AryaStarkWolf · 20/05/2021 15:03

@MotherOfCrocodiles

Bonkers. Can you offer to lend her your old tent?
I honestly wouldn't even offer that now after the way she spoke to the OP
Lockdownbear · 20/05/2021 15:04

Op I'd have said No too.
I used to not mind people borrowing stuff but now I hate it. Stuff never comes back in the same condition.

Summersnake · 20/05/2021 15:12

Cf
She has no right to your stuff ,absolutely say no

Mysterian · 20/05/2021 15:18

This reply has been deleted

Message deleted by MNHQ. Here's a link to our Talk Guidelines.

Zzelda · 20/05/2021 15:42

If she booked a holiday on the assumption that she could borrow equipment without checking first, the only person who ruined it is her. I guess you could send her details of tent hiring companies.

The friendship is probably at an end, but it doesn't sound as if that would really be any loss.

NotMyTent · 20/05/2021 15:45

I lent a good friend a, thankfully not expensive, tent for a festival. She fell on it. There might have been alcohol involved.

It's a nope from me to your CF friend

To not lend her my stuff?
GreatOak · 20/05/2021 15:46

YANBU! Many years ago now my DF lent his prized [albeit extremely old-fashioned] canvas scouting tent to a neighbour, who let her son and his mate go camping in I t. They both got so drunk that they were sick all over it. Packed it back up covered in sick and returned it without saying anything. When DF got it out a few weeks later it stank, the sick had turned mouldy and eaten through the canvas, tent was ruined. Sad

Poor DF, he LOVED that tent!

Ninkanink · 20/05/2021 15:49

Oh HELL NO you’re not being unreasonable!

Tsubasa1 · 20/05/2021 15:49

She's a CF. Tell her there are tents for 10/20 pounds available in Asda. You are generous to have offered to lend her the rest of the things tbh.

osbertthesyrianhamster · 20/05/2021 15:51

@WithRosesAroundTheDoor

I bet that she doesn't like camping once she's tried it. In my experience people like her never do.
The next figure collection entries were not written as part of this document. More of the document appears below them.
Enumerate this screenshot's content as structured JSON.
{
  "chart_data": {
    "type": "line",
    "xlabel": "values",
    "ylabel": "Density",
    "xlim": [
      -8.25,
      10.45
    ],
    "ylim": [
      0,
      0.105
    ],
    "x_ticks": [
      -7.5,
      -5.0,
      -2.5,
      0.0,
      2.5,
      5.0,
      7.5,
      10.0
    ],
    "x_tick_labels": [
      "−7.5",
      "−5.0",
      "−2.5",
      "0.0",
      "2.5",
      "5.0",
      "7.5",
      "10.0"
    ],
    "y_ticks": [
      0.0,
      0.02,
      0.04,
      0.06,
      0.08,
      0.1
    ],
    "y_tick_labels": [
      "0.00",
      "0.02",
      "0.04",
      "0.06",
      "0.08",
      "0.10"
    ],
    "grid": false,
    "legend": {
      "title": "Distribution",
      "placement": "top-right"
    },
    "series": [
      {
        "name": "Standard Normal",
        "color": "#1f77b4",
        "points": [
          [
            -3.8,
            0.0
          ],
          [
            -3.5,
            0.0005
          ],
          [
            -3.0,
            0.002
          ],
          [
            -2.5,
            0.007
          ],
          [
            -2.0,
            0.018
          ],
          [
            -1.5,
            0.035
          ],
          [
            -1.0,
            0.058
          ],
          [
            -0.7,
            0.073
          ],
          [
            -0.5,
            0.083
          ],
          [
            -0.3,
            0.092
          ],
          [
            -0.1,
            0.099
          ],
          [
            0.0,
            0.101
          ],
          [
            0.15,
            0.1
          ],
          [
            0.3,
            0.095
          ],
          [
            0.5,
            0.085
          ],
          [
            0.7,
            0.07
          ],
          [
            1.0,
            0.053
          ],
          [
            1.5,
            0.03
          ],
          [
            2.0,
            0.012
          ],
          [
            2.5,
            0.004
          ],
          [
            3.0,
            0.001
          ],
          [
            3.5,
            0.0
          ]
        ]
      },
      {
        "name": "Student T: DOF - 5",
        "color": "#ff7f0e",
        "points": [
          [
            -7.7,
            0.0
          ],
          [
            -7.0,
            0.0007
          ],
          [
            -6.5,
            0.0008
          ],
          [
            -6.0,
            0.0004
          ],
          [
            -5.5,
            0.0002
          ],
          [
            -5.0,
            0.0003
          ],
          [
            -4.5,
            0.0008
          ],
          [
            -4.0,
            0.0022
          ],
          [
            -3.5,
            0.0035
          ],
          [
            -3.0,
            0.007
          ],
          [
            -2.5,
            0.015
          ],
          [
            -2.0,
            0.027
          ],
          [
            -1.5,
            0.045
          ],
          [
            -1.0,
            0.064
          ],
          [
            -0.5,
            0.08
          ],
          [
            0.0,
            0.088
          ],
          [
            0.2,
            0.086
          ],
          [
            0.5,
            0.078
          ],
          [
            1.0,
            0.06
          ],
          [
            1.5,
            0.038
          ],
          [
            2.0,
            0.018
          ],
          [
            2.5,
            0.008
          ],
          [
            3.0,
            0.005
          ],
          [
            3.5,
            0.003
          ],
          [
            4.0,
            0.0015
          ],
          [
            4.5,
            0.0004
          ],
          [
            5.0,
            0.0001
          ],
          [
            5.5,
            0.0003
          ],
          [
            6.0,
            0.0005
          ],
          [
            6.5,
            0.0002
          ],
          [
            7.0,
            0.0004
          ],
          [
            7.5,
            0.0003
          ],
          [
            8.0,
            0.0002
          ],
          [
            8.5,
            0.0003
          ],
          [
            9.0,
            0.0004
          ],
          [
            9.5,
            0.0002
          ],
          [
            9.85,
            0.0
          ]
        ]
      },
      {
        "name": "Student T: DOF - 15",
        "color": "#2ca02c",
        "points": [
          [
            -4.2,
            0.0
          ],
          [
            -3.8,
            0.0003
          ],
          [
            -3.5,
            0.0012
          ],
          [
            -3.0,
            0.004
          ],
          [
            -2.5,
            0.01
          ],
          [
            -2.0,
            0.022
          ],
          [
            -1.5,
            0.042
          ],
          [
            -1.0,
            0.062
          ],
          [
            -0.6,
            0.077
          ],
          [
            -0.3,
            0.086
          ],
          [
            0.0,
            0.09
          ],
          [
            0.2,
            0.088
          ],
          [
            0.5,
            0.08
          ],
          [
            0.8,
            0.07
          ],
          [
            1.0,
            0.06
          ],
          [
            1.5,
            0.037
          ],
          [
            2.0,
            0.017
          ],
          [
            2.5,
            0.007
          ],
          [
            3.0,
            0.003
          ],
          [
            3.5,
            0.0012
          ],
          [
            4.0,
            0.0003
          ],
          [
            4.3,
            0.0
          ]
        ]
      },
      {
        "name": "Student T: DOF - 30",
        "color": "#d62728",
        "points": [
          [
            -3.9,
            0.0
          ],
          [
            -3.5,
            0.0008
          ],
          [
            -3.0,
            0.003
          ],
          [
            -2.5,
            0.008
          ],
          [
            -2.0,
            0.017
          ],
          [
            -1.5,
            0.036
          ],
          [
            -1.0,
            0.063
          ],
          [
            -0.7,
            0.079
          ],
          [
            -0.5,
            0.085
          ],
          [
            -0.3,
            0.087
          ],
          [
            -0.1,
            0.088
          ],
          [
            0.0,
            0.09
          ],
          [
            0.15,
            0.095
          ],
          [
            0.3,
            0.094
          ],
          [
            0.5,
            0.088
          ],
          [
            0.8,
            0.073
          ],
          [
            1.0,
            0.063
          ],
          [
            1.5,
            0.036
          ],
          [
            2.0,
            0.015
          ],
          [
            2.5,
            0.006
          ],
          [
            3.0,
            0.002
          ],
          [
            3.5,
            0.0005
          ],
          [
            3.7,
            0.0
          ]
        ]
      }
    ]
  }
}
Must be something to do with having to actually do something for yourself.

We used to have a camper van. Nothing flash but ours and we loved her (Mabel).
The number of cheeky, entitled vague acquaintances who thought that they would just borrow her was astounding.
One especially cheeky fucker thought that I should lend it to her 18 year old son to live in, in another city for three months while he did some training. Apparently there was some scrub land next to the college that would be 'just perfect'.

Erm... No! Hmm

Wow! That is totally cheeky. Hope you always said NO. There was a case on Judge Rinder where a man loaned out his camper van and the cunt 'friend' fried the clutch.
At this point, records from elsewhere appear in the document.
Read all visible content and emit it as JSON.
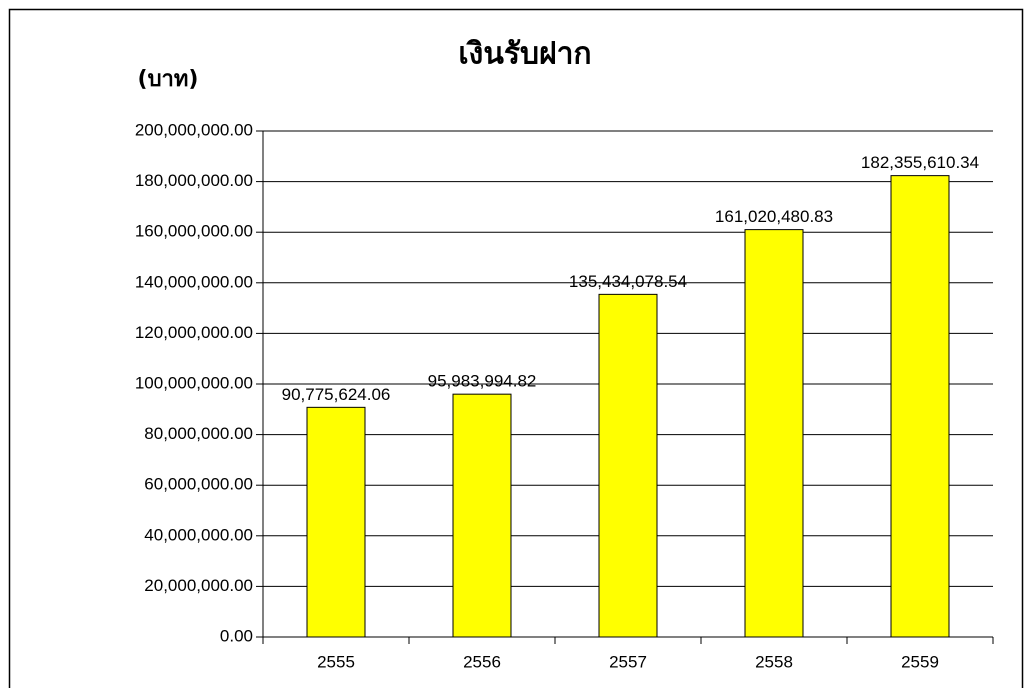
{
  "chart_data": {
    "type": "bar",
    "title": "เงินรับฝาก",
    "y_label": "(บาท)",
    "categories": [
      "2555",
      "2556",
      "2557",
      "2558",
      "2559"
    ],
    "values": [
      90775624.06,
      95983994.82,
      135434078.54,
      161020480.83,
      182355610.34
    ],
    "value_labels": [
      "90,775,624.06",
      "95,983,994.82",
      "135,434,078.54",
      "161,020,480.83",
      "182,355,610.34"
    ],
    "color": "#ffff00",
    "ylim": [
      0,
      200000000
    ],
    "yticks": [
      {
        "value": 0,
        "label": "0.00"
      },
      {
        "value": 20000000,
        "label": "20,000,000.00"
      },
      {
        "value": 40000000,
        "label": "40,000,000.00"
      },
      {
        "value": 60000000,
        "label": "60,000,000.00"
      },
      {
        "value": 80000000,
        "label": "80,000,000.00"
      },
      {
        "value": 100000000,
        "label": "100,000,000.00"
      },
      {
        "value": 120000000,
        "label": "120,000,000.00"
      },
      {
        "value": 140000000,
        "label": "140,000,000.00"
      },
      {
        "value": 160000000,
        "label": "160,000,000.00"
      },
      {
        "value": 180000000,
        "label": "180,000,000.00"
      },
      {
        "value": 200000000,
        "label": "200,000,000.00"
      }
    ],
    "grid": true
  }
}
SIL doesn't drive. Her on/off partner has DUIs, endless speeding tickets, all sorts. She asked to borrow our car once. Nope.
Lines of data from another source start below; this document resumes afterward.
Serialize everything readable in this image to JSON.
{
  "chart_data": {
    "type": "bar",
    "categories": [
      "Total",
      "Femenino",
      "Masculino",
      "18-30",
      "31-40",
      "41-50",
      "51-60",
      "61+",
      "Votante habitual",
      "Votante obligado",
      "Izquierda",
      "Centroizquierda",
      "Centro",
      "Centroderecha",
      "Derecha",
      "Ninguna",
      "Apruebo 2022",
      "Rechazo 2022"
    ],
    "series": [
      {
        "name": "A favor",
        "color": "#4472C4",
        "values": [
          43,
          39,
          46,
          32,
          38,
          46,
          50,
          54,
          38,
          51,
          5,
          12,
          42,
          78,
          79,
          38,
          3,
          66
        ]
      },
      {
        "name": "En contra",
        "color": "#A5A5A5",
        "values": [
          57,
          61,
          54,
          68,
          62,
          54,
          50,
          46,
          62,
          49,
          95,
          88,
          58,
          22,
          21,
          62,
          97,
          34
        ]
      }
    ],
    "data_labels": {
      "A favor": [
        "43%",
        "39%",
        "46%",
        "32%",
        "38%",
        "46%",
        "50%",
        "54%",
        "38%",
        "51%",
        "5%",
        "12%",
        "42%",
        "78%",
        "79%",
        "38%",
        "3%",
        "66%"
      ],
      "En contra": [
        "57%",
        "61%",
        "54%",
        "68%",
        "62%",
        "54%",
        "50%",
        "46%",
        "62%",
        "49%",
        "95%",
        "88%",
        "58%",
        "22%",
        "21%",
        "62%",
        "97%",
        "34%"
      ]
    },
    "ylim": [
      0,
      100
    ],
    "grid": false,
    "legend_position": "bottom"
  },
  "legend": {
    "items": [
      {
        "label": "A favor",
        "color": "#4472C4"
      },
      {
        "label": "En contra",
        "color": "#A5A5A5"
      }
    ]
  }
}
reesewithoutaspoon · 20/05/2021 16:15

Nope. I lent a tent out. they packed it away wet and didnt let on. next time i came to use it, it stunk and had mould all over it.

Shehasadiamondinthesky · 20/05/2021 16:17

What a stupid entitled cow. No you don't have to lend your expensive tent to be destroyed by her brats and she has ruined her own holiday by not saving up for her own tent.
I'd unfriend this person immediately.

Funnyface1 · 20/05/2021 16:18

I wouldn't lend her anything now.

osbertthesyrianhamster · 20/05/2021 16:23

@Funnyface1

I wouldn't lend her anything now.
This. Because CFers like her will come back and ask you to lend the other equipment. This isn't a friend. Cut her loose.
Getoutofbed25 · 20/05/2021 16:24

No.....just no. I’m really fussy about my tent, we take care of of it and dry it before putting away etc to ensure no damp, imagine opening it up to crumbs and spilt drinks. It’s easy to accidentally burn a tent if the fire is close. She should have booked a pod if she doesn’t want to buy kit.
How eill they know how to erect your tent and the tension of the ropes etc. Your going away the very next week you’ll be wanting to check your kit is all functional before going.
She is super cheeky in my opinion,,...she has ruined her own holiday by booking something she doesn’t have the kit for.